On the Fantasies of Control Associated with the New Technologies
For many organizations, digitalization seems to promise salvation. Digitalization, they hope, will produce enormous increases in efficiency. Radically new forms of cooperation within and between organizations will emerge, leading to significant surges in innovation. There is talk of digitalization making possible a ‘mathematization’ that will bring about fundamentally new forms of organization.
How realistic are these ideas? Will the business of the future be run by bots, computer programmes that perform all routinized tasks? Will these bots converse with each other, experiencing any human intervention as mere disturbance? Will electronic copies of the human brain be able, ultimately, to communicate well enough with each other to assume responsibility even for political control?
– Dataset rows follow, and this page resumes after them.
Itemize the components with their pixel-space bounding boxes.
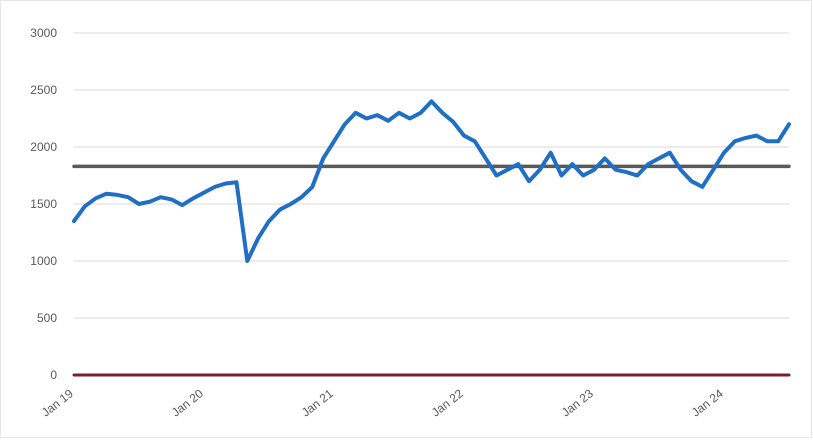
x-axis-ticks: Jan 19 Jan 20 Jan 21 Jan 22 Jan 23 Jan 24 <box>39 386 726 419</box>
y-tick-label: 2000 <box>30 140 57 154</box>
x-tick-label: Jan 24 <box>689 386 726 419</box>
y-tick-label: 2500 <box>30 83 57 97</box>
y-tick-label: 0 <box>50 368 57 382</box>
y-tick-label: 500 <box>37 311 57 325</box>
x-tick-label: Jan 22 <box>429 386 466 419</box>
y-tick-label: 1000 <box>30 254 57 268</box>
gridlines <box>74 32 789 319</box>
series-layer <box>72 99 791 377</box>
series-line <box>72 99 791 263</box>
x-tick-label: Jan 20 <box>169 386 206 419</box>
y-axis-ticks: 0 500 1000 1500 2000 2500 3000 <box>30 26 57 382</box>
x-tick-label: Jan 23 <box>559 386 596 419</box>
y-tick-label: 1500 <box>30 197 57 211</box>
x-tick-label: Jan 21 <box>299 386 336 419</box>
y-tick-label: 3000 <box>30 26 57 40</box>
x-tick-label: Jan 19 <box>39 386 76 419</box>
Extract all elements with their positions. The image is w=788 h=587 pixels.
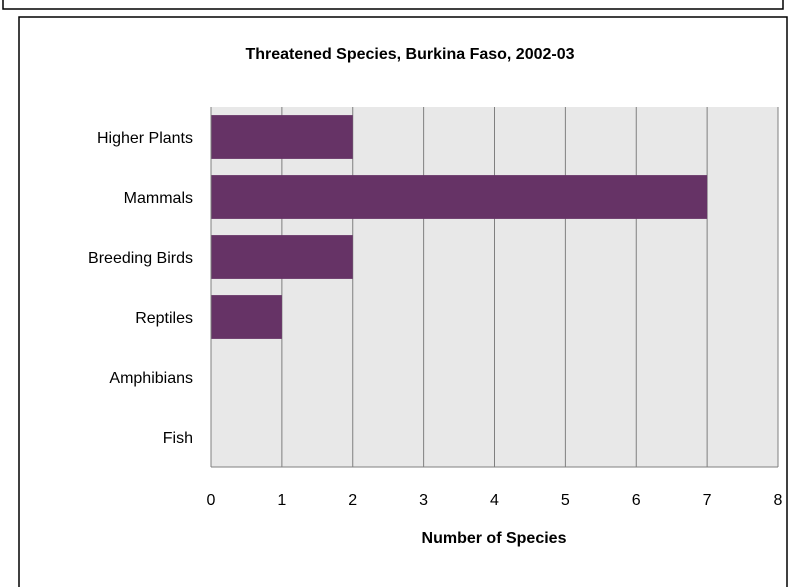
category-label: Breeding Birds	[88, 250, 193, 267]
category-label: Amphibians	[109, 370, 193, 387]
x-tick-label: 1	[277, 492, 286, 509]
gridlines	[281, 107, 779, 467]
chart-title: Threatened Species, Burkina Faso, 2002-0…	[245, 46, 574, 63]
x-tick-labels: 0 1 2 3 4 5 6 7 8	[207, 492, 783, 509]
top-frame-edge	[2, 0, 784, 10]
category-labels: Higher Plants Mammals Breeding Birds Reptil…	[88, 130, 193, 447]
x-tick-label: 6	[632, 492, 641, 509]
x-tick-label: 4	[490, 492, 499, 509]
category-label: Higher Plants	[97, 130, 193, 147]
x-tick-label: 0	[207, 492, 216, 509]
x-tick-label: 5	[561, 492, 570, 509]
x-tick-label: 7	[703, 492, 712, 509]
x-tick-label: 2	[348, 492, 357, 509]
x-axis-label: Number of Species	[422, 530, 567, 547]
category-label: Fish	[163, 430, 193, 447]
x-tick-label: 8	[774, 492, 783, 509]
bar	[211, 115, 353, 159]
bar	[211, 175, 708, 219]
bar	[211, 295, 282, 339]
bar	[211, 235, 353, 279]
category-label: Mammals	[124, 190, 193, 207]
x-tick-label: 3	[419, 492, 428, 509]
category-label: Reptiles	[135, 310, 193, 327]
bars	[211, 115, 708, 339]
At first blush, the basic effect of digitalization is the same as that of all other technologies: namely, it makes routine tasks and coordination easier. The introduction of the typewriter, for example, rendered rules for the size and shape of characters superfluous. The introduction of computer graphics meant that engineering students were relieved of the tedious process of learning the standards for the sizing and spacing of characters, because now the precise rules defining the shape and distance between the letters were taken care of by the computer. The introduction of computer software made it possible to represent formal rules and bureaucratic procedures that previously had been laid down in writing. Despite all the hype about artificial intelligence, digitalization is first and foremost a matter of the technical improvement of ‘if–then’ programmes – so-called conditional programmes – within organizations.
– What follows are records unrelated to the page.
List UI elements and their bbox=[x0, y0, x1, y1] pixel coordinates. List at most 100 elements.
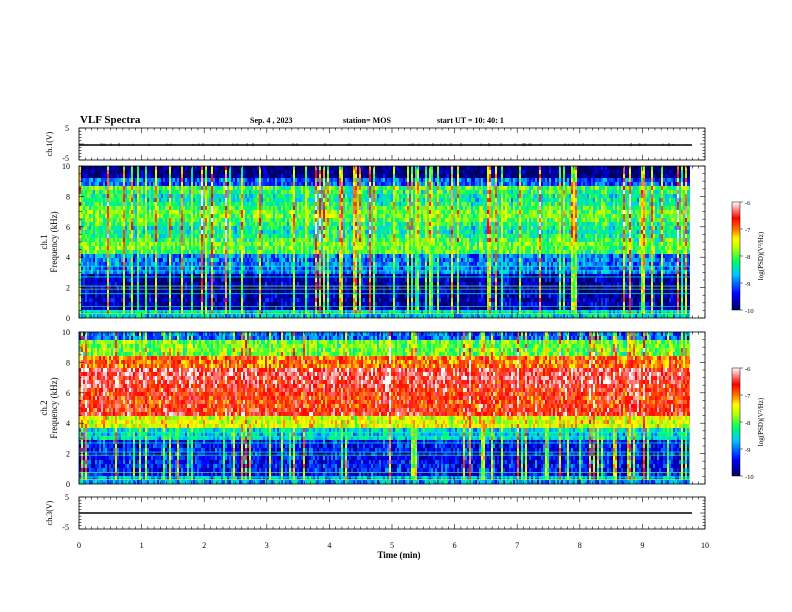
spectrogram-cell bbox=[151, 234, 154, 239]
spectrogram-cell bbox=[303, 302, 306, 307]
spectrogram-cell bbox=[97, 238, 100, 243]
spectrogram-cell bbox=[295, 234, 298, 239]
spectrogram-cell bbox=[277, 202, 280, 207]
spectrogram-cell bbox=[157, 262, 160, 267]
spectrogram-cell bbox=[251, 246, 254, 251]
spectrogram-cell bbox=[315, 310, 318, 315]
spectrogram-cell bbox=[313, 186, 316, 191]
spectrogram-cell bbox=[219, 190, 222, 195]
spectrogram-cell bbox=[233, 246, 236, 251]
spectrogram-cell bbox=[315, 226, 318, 231]
spectrogram-cell bbox=[145, 238, 148, 243]
spectrogram-cell bbox=[191, 194, 194, 199]
spectrogram-cell bbox=[267, 310, 270, 315]
spectrogram-cell bbox=[205, 298, 208, 303]
spectrogram-cell bbox=[245, 218, 248, 223]
spectrogram-cell bbox=[305, 274, 308, 279]
spectrogram-cell bbox=[99, 194, 102, 199]
spectrogram-cell bbox=[195, 282, 198, 287]
spectrogram-cell bbox=[257, 206, 260, 211]
spectrogram-cell bbox=[239, 178, 242, 183]
spectrogram-cell bbox=[99, 214, 102, 219]
spectrogram-cell bbox=[253, 254, 256, 259]
spectrogram-cell bbox=[263, 258, 266, 263]
spectrogram-cell bbox=[261, 198, 264, 203]
spectrogram-cell bbox=[137, 278, 140, 283]
spectrogram-cell bbox=[243, 286, 246, 291]
spectrogram-cell bbox=[281, 206, 284, 211]
spectrogram-cell bbox=[287, 238, 290, 243]
spectrogram-cell bbox=[145, 266, 148, 271]
spectrogram-cell bbox=[179, 214, 182, 219]
spectrogram-cell bbox=[319, 222, 322, 227]
spectrogram-cell bbox=[309, 210, 312, 215]
spectrogram-cell bbox=[149, 186, 152, 191]
spectrogram-cell bbox=[257, 198, 260, 203]
spectrogram-cell bbox=[303, 222, 306, 227]
spectrogram-cell bbox=[131, 286, 134, 291]
spectrogram-cell bbox=[319, 230, 322, 235]
spectrogram-cell bbox=[329, 194, 332, 199]
spectrogram-cell bbox=[307, 238, 310, 243]
spectrogram-cell bbox=[149, 278, 152, 283]
spectrogram-cell bbox=[279, 210, 282, 215]
spectrogram-cell bbox=[239, 206, 242, 211]
spectrogram-cell bbox=[135, 294, 138, 299]
spectrogram-cell bbox=[103, 226, 106, 231]
spectrogram-cell bbox=[305, 266, 308, 271]
spectrogram-cell bbox=[237, 174, 240, 179]
spectrogram-cell bbox=[169, 246, 172, 251]
spectrogram-cell bbox=[83, 250, 86, 255]
spectrogram-cell bbox=[279, 242, 282, 247]
spectrogram-cell bbox=[151, 210, 154, 215]
spectrogram-cell bbox=[111, 198, 114, 203]
spectrogram-cell bbox=[199, 222, 202, 227]
spectrogram-cell bbox=[81, 306, 84, 311]
spectrogram-cell bbox=[307, 290, 310, 295]
spectrogram-cell bbox=[229, 226, 232, 231]
spectrogram-cell bbox=[221, 178, 224, 183]
spectrogram-cell bbox=[157, 226, 160, 231]
spectrogram-cell bbox=[79, 222, 82, 227]
spectrogram-cell bbox=[283, 186, 286, 191]
spectrogram-cell bbox=[149, 210, 152, 215]
spectrogram-cell bbox=[295, 206, 298, 211]
spectrogram-cell bbox=[207, 274, 210, 279]
spectrogram-cell bbox=[271, 198, 274, 203]
spectrogram-cell bbox=[97, 294, 100, 299]
spectrogram-cell bbox=[233, 302, 236, 307]
spectrogram-cell bbox=[107, 214, 110, 219]
spectrogram-cell bbox=[281, 178, 284, 183]
spectrogram-cell bbox=[95, 226, 98, 231]
spectrogram-cell bbox=[183, 230, 186, 235]
spectrogram-cell bbox=[113, 306, 116, 311]
spectrogram-cell bbox=[209, 186, 212, 191]
spectrogram-cell bbox=[189, 202, 192, 207]
spectrogram-cell bbox=[219, 290, 222, 295]
spectrogram-cell bbox=[307, 218, 310, 223]
spectrogram-cell bbox=[189, 182, 192, 187]
spectrogram-cell bbox=[219, 270, 222, 275]
spectrogram-cell bbox=[207, 242, 210, 247]
spectrogram-cell bbox=[105, 226, 108, 231]
spectrogram-cell bbox=[325, 254, 328, 259]
spectrogram-cell bbox=[223, 230, 226, 235]
spectrogram-cell bbox=[323, 266, 326, 271]
spectrogram-cell bbox=[179, 234, 182, 239]
spectrogram-cell bbox=[95, 178, 98, 183]
spectrogram-cell bbox=[79, 266, 82, 271]
spectrogram-cell bbox=[317, 302, 320, 307]
spectrogram-cell bbox=[285, 170, 288, 175]
spectrogram-cell bbox=[207, 286, 210, 291]
spectrogram-cell bbox=[265, 226, 268, 231]
spectrogram-cell bbox=[193, 214, 196, 219]
spectrogram-cell bbox=[301, 230, 304, 235]
spectrogram-cell bbox=[305, 306, 308, 311]
spectrogram-cell bbox=[105, 270, 108, 275]
spectrogram-cell bbox=[185, 182, 188, 187]
spectrogram-cell bbox=[317, 218, 320, 223]
spectrogram-cell bbox=[137, 222, 140, 227]
spectrogram-cell bbox=[193, 250, 196, 255]
spectrogram-cell bbox=[117, 226, 120, 231]
spectrogram-cell bbox=[127, 262, 130, 267]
When we look more closely, we see that these technologies also create new needs for coordination. A highly automated production process, for instance, only works because of all the ingenuity that has gone into dealing with the potential pitfalls of automation. Anyone who has ever supported the introduction of standard software in a business, university, or any other organization will probably recall not so much the gains in efficiency it brought about but rather the extraordinary creativity, even rule-breaking, of employees ‘outwitting’ the software in order to make it work with sufficient flexibility.
Paradoxically, perhaps, the simplification of processes brought about by digitalization also creates a new complexity at a higher level. On the one hand, digitalization can relieve an organization of some of its burdens, but on the other hand the organization needs to deal with the new coordination problems that this relief creates. Elementary processes are simplified through digitalization, but at the same time digitalization creates the need for adaptations at a higher level, adjustments that have to be carried out by humans. More than three decades ago, the sociologist Lisanne Bainbridge already labelled this effect one of the ‘ironies of automation’.